We set out on our track until the adversary had reached a road and crossed it. We picked up the sign on the other side and were then informed by Clent that we had “picked up outside intelligence” that the adversary had crossed this road approximately ten minutes ago.

This was our opportunity and we needed to move, fast. We brought up our rear guard to work in tandem as a tracker. We then began the technique of “leap frog” in order to maximize speed. One tracker would find sign and the other bounded forward and began to cut for sign. When the forward tracker found sign, he would signal back to the controller. The rear tracker would then bound forward and confirm that the forward tracker was on sign. He would then bound forward again, begin to cut for sign, and the process would repeat.

This time the game had changed. Clent was no longer the voice of reason and calm. Instead he was now applying pressure: “Come on,” “Move,” “Pick it up,” and “Go!” This was the real test. Could we function under pressure, when the heat was on? The heat was definitely on!

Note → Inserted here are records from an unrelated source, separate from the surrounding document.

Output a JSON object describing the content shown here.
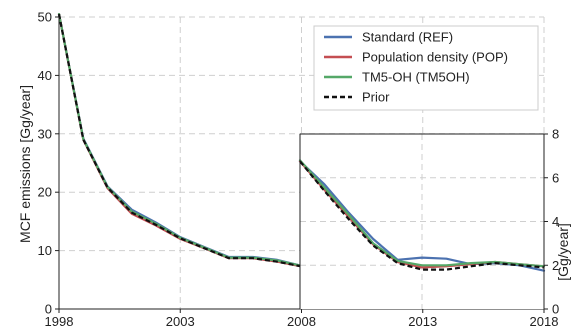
{
  "chart_data": [
    {
      "type": "line",
      "panel": "main",
      "xlim": [
        1998,
        2018
      ],
      "ylim": [
        0,
        50
      ],
      "xticks": [
        "1998",
        "2003",
        "2008",
        "2013",
        "2018"
      ],
      "yticks": [
        "0",
        "10",
        "20",
        "30",
        "40",
        "50"
      ],
      "ylabel": "MCF emissions [Gg/year]",
      "grid": true,
      "legend_position": "top-right",
      "series": [
        {
          "name": "Standard (REF)",
          "color": "#4c72b0",
          "style": "solid",
          "x": [
            1998,
            1999,
            2000,
            2001,
            2002,
            2003,
            2004,
            2005,
            2006,
            2007,
            2008
          ],
          "y": [
            50.5,
            29.2,
            21.0,
            17.0,
            14.8,
            12.3,
            10.6,
            8.9,
            8.9,
            8.4,
            7.4
          ]
        },
        {
          "name": "Population density (POP)",
          "color": "#c44e52",
          "style": "solid",
          "x": [
            1998,
            1999,
            2000,
            2001,
            2002,
            2003,
            2004,
            2005,
            2006,
            2007,
            2008
          ],
          "y": [
            50.5,
            29.0,
            20.7,
            16.3,
            14.3,
            12.0,
            10.4,
            8.7,
            8.7,
            8.1,
            7.3
          ]
        },
        {
          "name": "TM5-OH (TM5OH)",
          "color": "#55a868",
          "style": "solid",
          "x": [
            1998,
            1999,
            2000,
            2001,
            2002,
            2003,
            2004,
            2005,
            2006,
            2007,
            2008
          ],
          "y": [
            50.5,
            29.1,
            20.9,
            16.7,
            14.6,
            12.2,
            10.5,
            8.8,
            8.8,
            8.3,
            7.4
          ]
        },
        {
          "name": "Prior",
          "color": "#111111",
          "style": "dashed",
          "x": [
            1998,
            1999,
            2000,
            2001,
            2002,
            2003,
            2004,
            2005,
            2006,
            2007,
            2008
          ],
          "y": [
            50.5,
            29.0,
            20.8,
            16.5,
            14.4,
            12.1,
            10.4,
            8.7,
            8.7,
            8.1,
            7.3
          ]
        }
      ]
    },
    {
      "type": "line",
      "panel": "inset",
      "xlim": [
        2008,
        2018
      ],
      "ylim": [
        0,
        8
      ],
      "yticks": [
        "0",
        "2",
        "4",
        "6",
        "8"
      ],
      "ylabel": "[Gg/year]",
      "y_axis_side": "right",
      "grid": true,
      "series": [
        {
          "name": "Standard (REF)",
          "color": "#4c72b0",
          "style": "solid",
          "x": [
            2008,
            2009,
            2010,
            2011,
            2012,
            2013,
            2014,
            2015,
            2016,
            2017,
            2018
          ],
          "y": [
            6.75,
            5.7,
            4.4,
            3.2,
            2.25,
            2.35,
            2.3,
            2.05,
            2.1,
            2.0,
            1.75
          ]
        },
        {
          "name": "Population density (POP)",
          "color": "#c44e52",
          "style": "solid",
          "x": [
            2008,
            2009,
            2010,
            2011,
            2012,
            2013,
            2014,
            2015,
            2016,
            2017,
            2018
          ],
          "y": [
            6.75,
            5.45,
            4.2,
            2.95,
            2.15,
            1.9,
            1.95,
            2.05,
            2.15,
            2.05,
            1.95
          ]
        },
        {
          "name": "TM5-OH (TM5OH)",
          "color": "#55a868",
          "style": "solid",
          "x": [
            2008,
            2009,
            2010,
            2011,
            2012,
            2013,
            2014,
            2015,
            2016,
            2017,
            2018
          ],
          "y": [
            6.8,
            5.55,
            4.3,
            3.0,
            2.2,
            2.0,
            2.0,
            2.1,
            2.15,
            2.05,
            1.95
          ]
        },
        {
          "name": "Prior",
          "color": "#111111",
          "style": "dashed",
          "x": [
            2008,
            2009,
            2010,
            2011,
            2012,
            2013,
            2014,
            2015,
            2016,
            2017,
            2018
          ],
          "y": [
            6.75,
            5.4,
            4.1,
            2.9,
            2.1,
            1.8,
            1.8,
            1.95,
            2.1,
            2.0,
            1.9
          ]
        }
      ]
    }
  ]
}
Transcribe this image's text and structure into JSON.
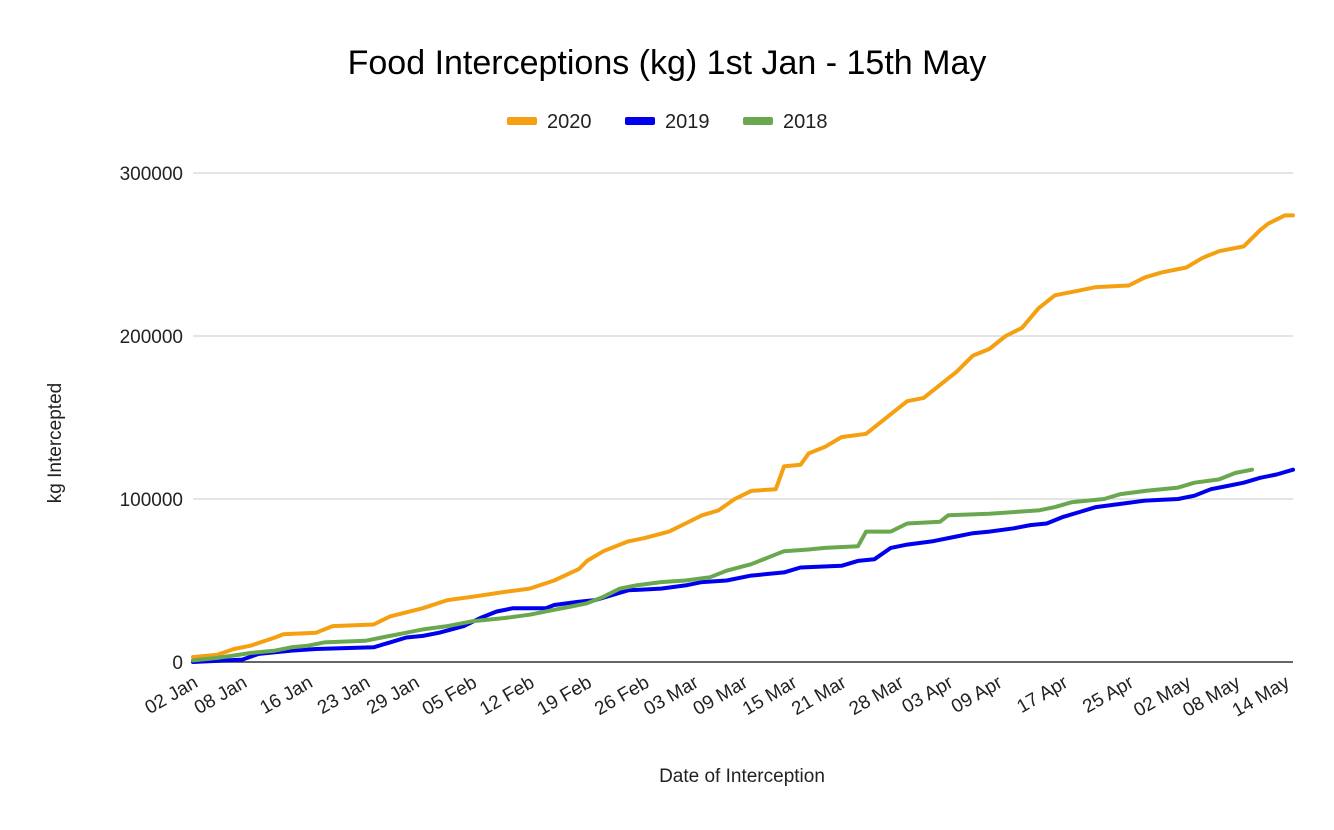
{
  "chart_data": {
    "type": "line",
    "title": "Food Interceptions (kg) 1st Jan - 15th May",
    "xlabel": "Date of Interception",
    "ylabel": "kg Intercepted",
    "ylim": [
      0,
      300000
    ],
    "yticks": [
      "0",
      "100000",
      "200000",
      "300000"
    ],
    "grid": true,
    "legend_position": "top",
    "x_tick_labels": [
      "02 Jan",
      "08 Jan",
      "16 Jan",
      "23 Jan",
      "29 Jan",
      "05 Feb",
      "12 Feb",
      "19 Feb",
      "26 Feb",
      "03 Mar",
      "09 Mar",
      "15 Mar",
      "21 Mar",
      "28 Mar",
      "03 Apr",
      "09 Apr",
      "17 Apr",
      "25 Apr",
      "02 May",
      "08 May",
      "14 May"
    ],
    "x_range": [
      "02 Jan",
      "15 May"
    ],
    "series": [
      {
        "name": "2020",
        "color": "#f4a011",
        "points": [
          [
            "02 Jan",
            3000
          ],
          [
            "05 Jan",
            4500
          ],
          [
            "07 Jan",
            8000
          ],
          [
            "09 Jan",
            10000
          ],
          [
            "12 Jan",
            15000
          ],
          [
            "13 Jan",
            17000
          ],
          [
            "17 Jan",
            18000
          ],
          [
            "19 Jan",
            22000
          ],
          [
            "24 Jan",
            23000
          ],
          [
            "26 Jan",
            28000
          ],
          [
            "30 Jan",
            33000
          ],
          [
            "02 Feb",
            38000
          ],
          [
            "05 Feb",
            40000
          ],
          [
            "09 Feb",
            43000
          ],
          [
            "12 Feb",
            45000
          ],
          [
            "15 Feb",
            50000
          ],
          [
            "18 Feb",
            57000
          ],
          [
            "19 Feb",
            62000
          ],
          [
            "21 Feb",
            68000
          ],
          [
            "24 Feb",
            74000
          ],
          [
            "26 Feb",
            76000
          ],
          [
            "29 Feb",
            80000
          ],
          [
            "02 Mar",
            85000
          ],
          [
            "04 Mar",
            90000
          ],
          [
            "06 Mar",
            93000
          ],
          [
            "08 Mar",
            100000
          ],
          [
            "10 Mar",
            105000
          ],
          [
            "13 Mar",
            106000
          ],
          [
            "14 Mar",
            120000
          ],
          [
            "16 Mar",
            121000
          ],
          [
            "17 Mar",
            128000
          ],
          [
            "19 Mar",
            132000
          ],
          [
            "21 Mar",
            138000
          ],
          [
            "24 Mar",
            140000
          ],
          [
            "27 Mar",
            152000
          ],
          [
            "29 Mar",
            160000
          ],
          [
            "31 Mar",
            162000
          ],
          [
            "02 Apr",
            170000
          ],
          [
            "04 Apr",
            178000
          ],
          [
            "06 Apr",
            188000
          ],
          [
            "08 Apr",
            192000
          ],
          [
            "10 Apr",
            200000
          ],
          [
            "12 Apr",
            205000
          ],
          [
            "14 Apr",
            217000
          ],
          [
            "16 Apr",
            225000
          ],
          [
            "19 Apr",
            228000
          ],
          [
            "21 Apr",
            230000
          ],
          [
            "25 Apr",
            231000
          ],
          [
            "27 Apr",
            236000
          ],
          [
            "29 Apr",
            239000
          ],
          [
            "02 May",
            242000
          ],
          [
            "04 May",
            248000
          ],
          [
            "06 May",
            252000
          ],
          [
            "09 May",
            255000
          ],
          [
            "11 May",
            265000
          ],
          [
            "12 May",
            269000
          ],
          [
            "14 May",
            274000
          ],
          [
            "15 May",
            274000
          ]
        ]
      },
      {
        "name": "2019",
        "color": "#0000ee",
        "points": [
          [
            "02 Jan",
            0
          ],
          [
            "08 Jan",
            1500
          ],
          [
            "10 Jan",
            5000
          ],
          [
            "14 Jan",
            7000
          ],
          [
            "17 Jan",
            8000
          ],
          [
            "24 Jan",
            9000
          ],
          [
            "26 Jan",
            12000
          ],
          [
            "28 Jan",
            15000
          ],
          [
            "30 Jan",
            16000
          ],
          [
            "01 Feb",
            18000
          ],
          [
            "04 Feb",
            22000
          ],
          [
            "06 Feb",
            27000
          ],
          [
            "08 Feb",
            31000
          ],
          [
            "10 Feb",
            33000
          ],
          [
            "14 Feb",
            33000
          ],
          [
            "15 Feb",
            35000
          ],
          [
            "18 Feb",
            37000
          ],
          [
            "20 Feb",
            38000
          ],
          [
            "22 Feb",
            41000
          ],
          [
            "24 Feb",
            44000
          ],
          [
            "28 Feb",
            45000
          ],
          [
            "02 Mar",
            47000
          ],
          [
            "04 Mar",
            49000
          ],
          [
            "07 Mar",
            50000
          ],
          [
            "10 Mar",
            53000
          ],
          [
            "14 Mar",
            55000
          ],
          [
            "16 Mar",
            58000
          ],
          [
            "21 Mar",
            59000
          ],
          [
            "23 Mar",
            62000
          ],
          [
            "25 Mar",
            63000
          ],
          [
            "27 Mar",
            70000
          ],
          [
            "29 Mar",
            72000
          ],
          [
            "01 Apr",
            74000
          ],
          [
            "04 Apr",
            77000
          ],
          [
            "06 Apr",
            79000
          ],
          [
            "08 Apr",
            80000
          ],
          [
            "11 Apr",
            82000
          ],
          [
            "13 Apr",
            84000
          ],
          [
            "15 Apr",
            85000
          ],
          [
            "17 Apr",
            89000
          ],
          [
            "19 Apr",
            92000
          ],
          [
            "21 Apr",
            95000
          ],
          [
            "24 Apr",
            97000
          ],
          [
            "27 Apr",
            99000
          ],
          [
            "01 May",
            100000
          ],
          [
            "03 May",
            102000
          ],
          [
            "05 May",
            106000
          ],
          [
            "07 May",
            108000
          ],
          [
            "09 May",
            110000
          ],
          [
            "11 May",
            113000
          ],
          [
            "13 May",
            115000
          ],
          [
            "15 May",
            118000
          ]
        ]
      },
      {
        "name": "2018",
        "color": "#6aa84f",
        "points": [
          [
            "02 Jan",
            1000
          ],
          [
            "05 Jan",
            2500
          ],
          [
            "07 Jan",
            4000
          ],
          [
            "09 Jan",
            5500
          ],
          [
            "12 Jan",
            7000
          ],
          [
            "14 Jan",
            9000
          ],
          [
            "16 Jan",
            10000
          ],
          [
            "18 Jan",
            12000
          ],
          [
            "23 Jan",
            13000
          ],
          [
            "25 Jan",
            15000
          ],
          [
            "28 Jan",
            18000
          ],
          [
            "30 Jan",
            20000
          ],
          [
            "02 Feb",
            22000
          ],
          [
            "05 Feb",
            25000
          ],
          [
            "09 Feb",
            27000
          ],
          [
            "12 Feb",
            29000
          ],
          [
            "15 Feb",
            32000
          ],
          [
            "17 Feb",
            34000
          ],
          [
            "19 Feb",
            36000
          ],
          [
            "21 Feb",
            40000
          ],
          [
            "23 Feb",
            45000
          ],
          [
            "25 Feb",
            47000
          ],
          [
            "28 Feb",
            49000
          ],
          [
            "02 Mar",
            50000
          ],
          [
            "05 Mar",
            52000
          ],
          [
            "07 Mar",
            56000
          ],
          [
            "10 Mar",
            60000
          ],
          [
            "12 Mar",
            64000
          ],
          [
            "14 Mar",
            68000
          ],
          [
            "17 Mar",
            69000
          ],
          [
            "19 Mar",
            70000
          ],
          [
            "23 Mar",
            71000
          ],
          [
            "24 Mar",
            80000
          ],
          [
            "27 Mar",
            80000
          ],
          [
            "29 Mar",
            85000
          ],
          [
            "02 Apr",
            86000
          ],
          [
            "03 Apr",
            90000
          ],
          [
            "08 Apr",
            91000
          ],
          [
            "14 Apr",
            93000
          ],
          [
            "16 Apr",
            95000
          ],
          [
            "18 Apr",
            98000
          ],
          [
            "22 Apr",
            100000
          ],
          [
            "24 Apr",
            103000
          ],
          [
            "27 Apr",
            105000
          ],
          [
            "01 May",
            107000
          ],
          [
            "03 May",
            110000
          ],
          [
            "06 May",
            112000
          ],
          [
            "08 May",
            116000
          ],
          [
            "10 May",
            118000
          ]
        ]
      }
    ]
  }
}
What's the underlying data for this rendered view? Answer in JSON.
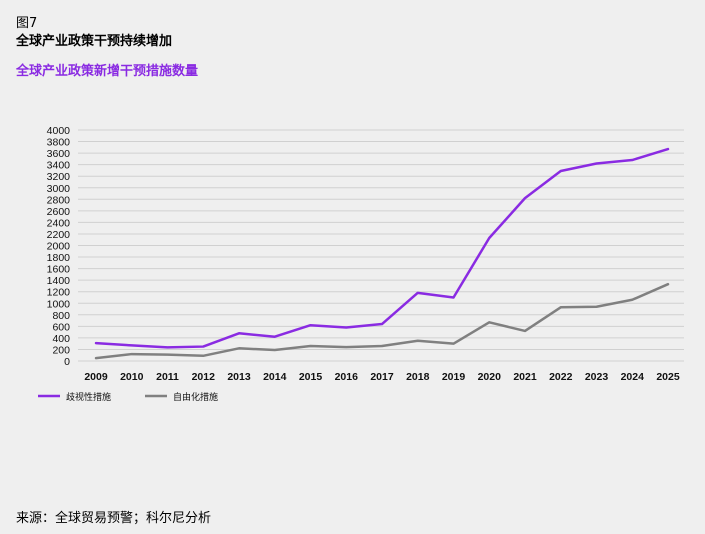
{
  "figure": {
    "label": "图7",
    "title": "全球产业政策干预持续增加",
    "subtitle": "全球产业政策新增干预措施数量",
    "source": "来源：全球贸易预警；科尔尼分析"
  },
  "colors": {
    "background": "#efefef",
    "series_1": "#8a2be2",
    "series_2": "#808080",
    "grid": "#d0d0d0"
  },
  "chart_data": {
    "type": "line",
    "title": "",
    "xlabel": "",
    "ylabel": "",
    "ylim": [
      0,
      4000
    ],
    "y_ticks": [
      0,
      200,
      400,
      600,
      800,
      1000,
      1200,
      1400,
      1600,
      1800,
      2000,
      2200,
      2400,
      2600,
      2800,
      3000,
      3200,
      3400,
      3600,
      3800,
      4000
    ],
    "grid": true,
    "legend_position": "bottom-left",
    "x": [
      "2009",
      "2010",
      "2011",
      "2012",
      "2013",
      "2014",
      "2015",
      "2016",
      "2017",
      "2018",
      "2019",
      "2020",
      "2021",
      "2022",
      "2023",
      "2024",
      "2025"
    ],
    "series": [
      {
        "name": "歧视性措施",
        "color": "#8a2be2",
        "values": [
          310,
          270,
          235,
          250,
          480,
          420,
          620,
          580,
          640,
          1180,
          1100,
          2130,
          2820,
          3290,
          3420,
          3480,
          3670
        ]
      },
      {
        "name": "自由化措施",
        "color": "#808080",
        "values": [
          50,
          120,
          110,
          90,
          220,
          190,
          260,
          240,
          260,
          350,
          300,
          670,
          520,
          930,
          940,
          1060,
          1330
        ]
      }
    ]
  }
}
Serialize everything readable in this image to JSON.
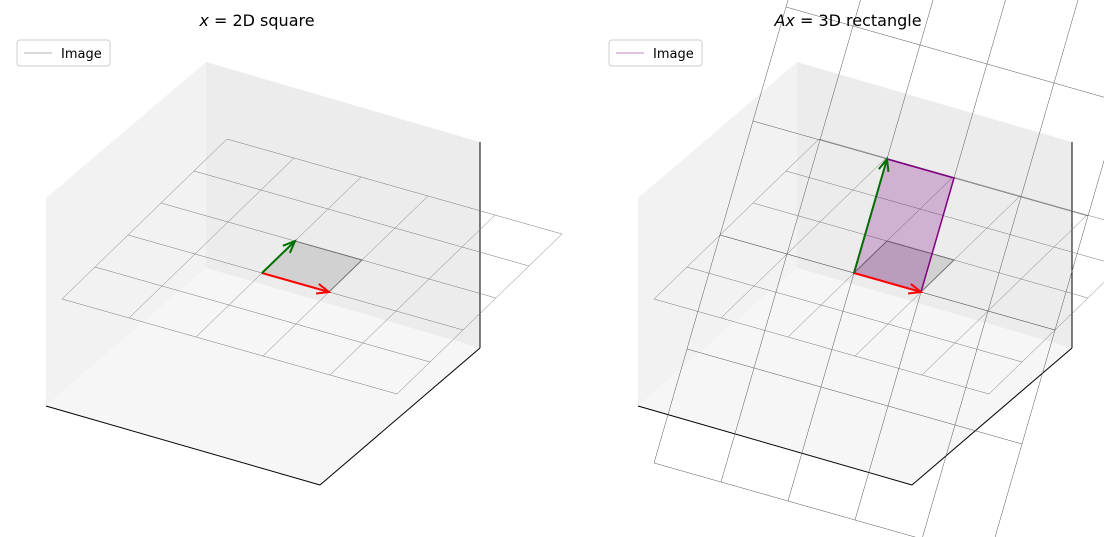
{
  "chart_data": [
    {
      "type": "3d-surface",
      "title_var": "x",
      "title_rest": " = 2D square",
      "legend": [
        {
          "label": "Image",
          "color": "#b0b0b0"
        }
      ],
      "grid_range": [
        -2,
        3
      ],
      "vectors": [
        {
          "name": "e1",
          "color": "#ff0000",
          "from": [
            0,
            0,
            0
          ],
          "to": [
            1,
            0,
            0
          ]
        },
        {
          "name": "e2",
          "color": "#007000",
          "from": [
            0,
            0,
            0
          ],
          "to": [
            0,
            1,
            0
          ]
        }
      ],
      "parallelogram": {
        "color": "#808080",
        "corners": [
          [
            0,
            0,
            0
          ],
          [
            1,
            0,
            0
          ],
          [
            1,
            1,
            0
          ],
          [
            0,
            1,
            0
          ]
        ]
      }
    },
    {
      "type": "3d-surface",
      "title_var": "Ax",
      "title_rest": " = 3D rectangle",
      "legend": [
        {
          "label": "Image",
          "color": "#c080c0"
        }
      ],
      "grid_range": [
        -2,
        3
      ],
      "vectors": [
        {
          "name": "Ae1",
          "color": "#ff0000",
          "from": [
            0,
            0,
            0
          ],
          "to": [
            1,
            0,
            0
          ]
        },
        {
          "name": "Ae2",
          "color": "#007000",
          "from": [
            0,
            0,
            0
          ],
          "to": [
            0,
            1,
            1
          ]
        }
      ],
      "parallelogram": {
        "color": "#800080",
        "corners": [
          [
            0,
            0,
            0
          ],
          [
            1,
            0,
            0
          ],
          [
            1,
            1,
            1
          ],
          [
            0,
            1,
            1
          ]
        ]
      }
    }
  ]
}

We moved at an unprecedented pace, staying on sign, bounding, cutting and picking up sign, moving fast and moving faster. It was phenomenal. Not once did I stop to wonder if we might break down. Although we were moving at speeds I had never imagined, it somehow seemed very natural. Only at the end of our track did it truly dawn on me just how far we had come and what we had accomplished.

In a moment of reflection, I realized that we had been led to this outcome one step at a time, each step calculated by a man who knew better than we did how we would react every step of the way and where we would end up at the end of the five days.

If you have the need or just the desire to learn the skill set of tactical man tracking, I unreservedly recommend Mobius Training Solutions.